The evolution behavior of the intensity profile, beam spreading, and spectral degree of coherence of the Lorentz-Gaussian elliptical multi-Gaussian correlated Schell-Model beam propagating in uniaxial crystal are studied. The expression of the cross spectral density of the beam in uniaxial crystal is obtained based on Huygens-Fresnel integration, and the expressions of spectral coherence and root mean square (rms) beam width are derived. The beam spot is circular or elliptical while the ordinary and extraordinary refractive indices of the crystal are equal or unequal, respectively. The ellipticity of the light spot is affected by the Lorentz parameters. The larger the ratio of ordinary to extraordinary refractive index in uniaxial crystal is, the larger the spectral coherence of beam and rms beam waist width is. The spectral coherence increases with the increase of the Gaussian beam waist and the decrease of the Lorentz parameters.
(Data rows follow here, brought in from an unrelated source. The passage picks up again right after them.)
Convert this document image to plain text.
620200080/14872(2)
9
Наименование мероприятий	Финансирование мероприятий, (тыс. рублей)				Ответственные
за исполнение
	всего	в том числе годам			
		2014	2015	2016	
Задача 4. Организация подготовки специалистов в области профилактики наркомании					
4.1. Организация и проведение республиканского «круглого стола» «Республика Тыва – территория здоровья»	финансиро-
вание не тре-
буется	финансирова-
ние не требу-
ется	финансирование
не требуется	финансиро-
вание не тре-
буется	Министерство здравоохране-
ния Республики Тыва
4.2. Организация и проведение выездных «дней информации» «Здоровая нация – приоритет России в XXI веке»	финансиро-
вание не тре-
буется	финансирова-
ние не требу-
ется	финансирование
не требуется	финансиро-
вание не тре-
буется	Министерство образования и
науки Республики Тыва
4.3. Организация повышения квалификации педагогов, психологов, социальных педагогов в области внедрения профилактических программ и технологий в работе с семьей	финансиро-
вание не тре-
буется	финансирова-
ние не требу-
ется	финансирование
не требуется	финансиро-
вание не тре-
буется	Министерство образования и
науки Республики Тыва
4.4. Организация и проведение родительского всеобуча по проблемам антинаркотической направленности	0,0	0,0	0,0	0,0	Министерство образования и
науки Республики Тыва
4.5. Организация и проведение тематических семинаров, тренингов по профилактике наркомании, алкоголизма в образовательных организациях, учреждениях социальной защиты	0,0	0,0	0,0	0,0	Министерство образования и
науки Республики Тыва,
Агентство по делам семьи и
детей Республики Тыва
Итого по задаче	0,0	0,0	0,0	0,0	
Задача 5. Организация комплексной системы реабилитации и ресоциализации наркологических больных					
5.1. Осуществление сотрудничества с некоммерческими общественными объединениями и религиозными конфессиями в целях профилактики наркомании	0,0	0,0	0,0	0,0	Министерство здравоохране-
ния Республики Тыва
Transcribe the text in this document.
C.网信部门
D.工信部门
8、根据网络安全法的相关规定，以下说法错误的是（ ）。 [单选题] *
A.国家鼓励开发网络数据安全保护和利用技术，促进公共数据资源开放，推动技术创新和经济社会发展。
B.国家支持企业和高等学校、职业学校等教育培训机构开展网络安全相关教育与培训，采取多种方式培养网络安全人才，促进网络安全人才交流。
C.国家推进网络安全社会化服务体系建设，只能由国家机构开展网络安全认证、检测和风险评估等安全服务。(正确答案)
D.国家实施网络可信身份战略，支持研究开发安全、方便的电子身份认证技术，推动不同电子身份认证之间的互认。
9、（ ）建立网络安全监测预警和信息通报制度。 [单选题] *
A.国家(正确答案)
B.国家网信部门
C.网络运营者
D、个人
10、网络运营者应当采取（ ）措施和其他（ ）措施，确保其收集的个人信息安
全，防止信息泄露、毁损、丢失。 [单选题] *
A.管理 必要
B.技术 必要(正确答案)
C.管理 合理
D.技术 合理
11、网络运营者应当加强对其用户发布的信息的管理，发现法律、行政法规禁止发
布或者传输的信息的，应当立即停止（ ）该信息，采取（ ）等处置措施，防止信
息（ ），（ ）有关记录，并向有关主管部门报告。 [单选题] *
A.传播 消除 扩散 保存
The rms beam width of the beam increases with the increase of the Gaussian beam width and Lorentz partial parameters. With the increase of the transmission distance, the influence of the light source parameters on the rms beam width gradually weakens. The total number of terms of multi-Gaussian correlated Schell-Model (MGSM) source and the spatial coherence lengths add additional degree of freedom for adjusting the spot pattern inside crystal.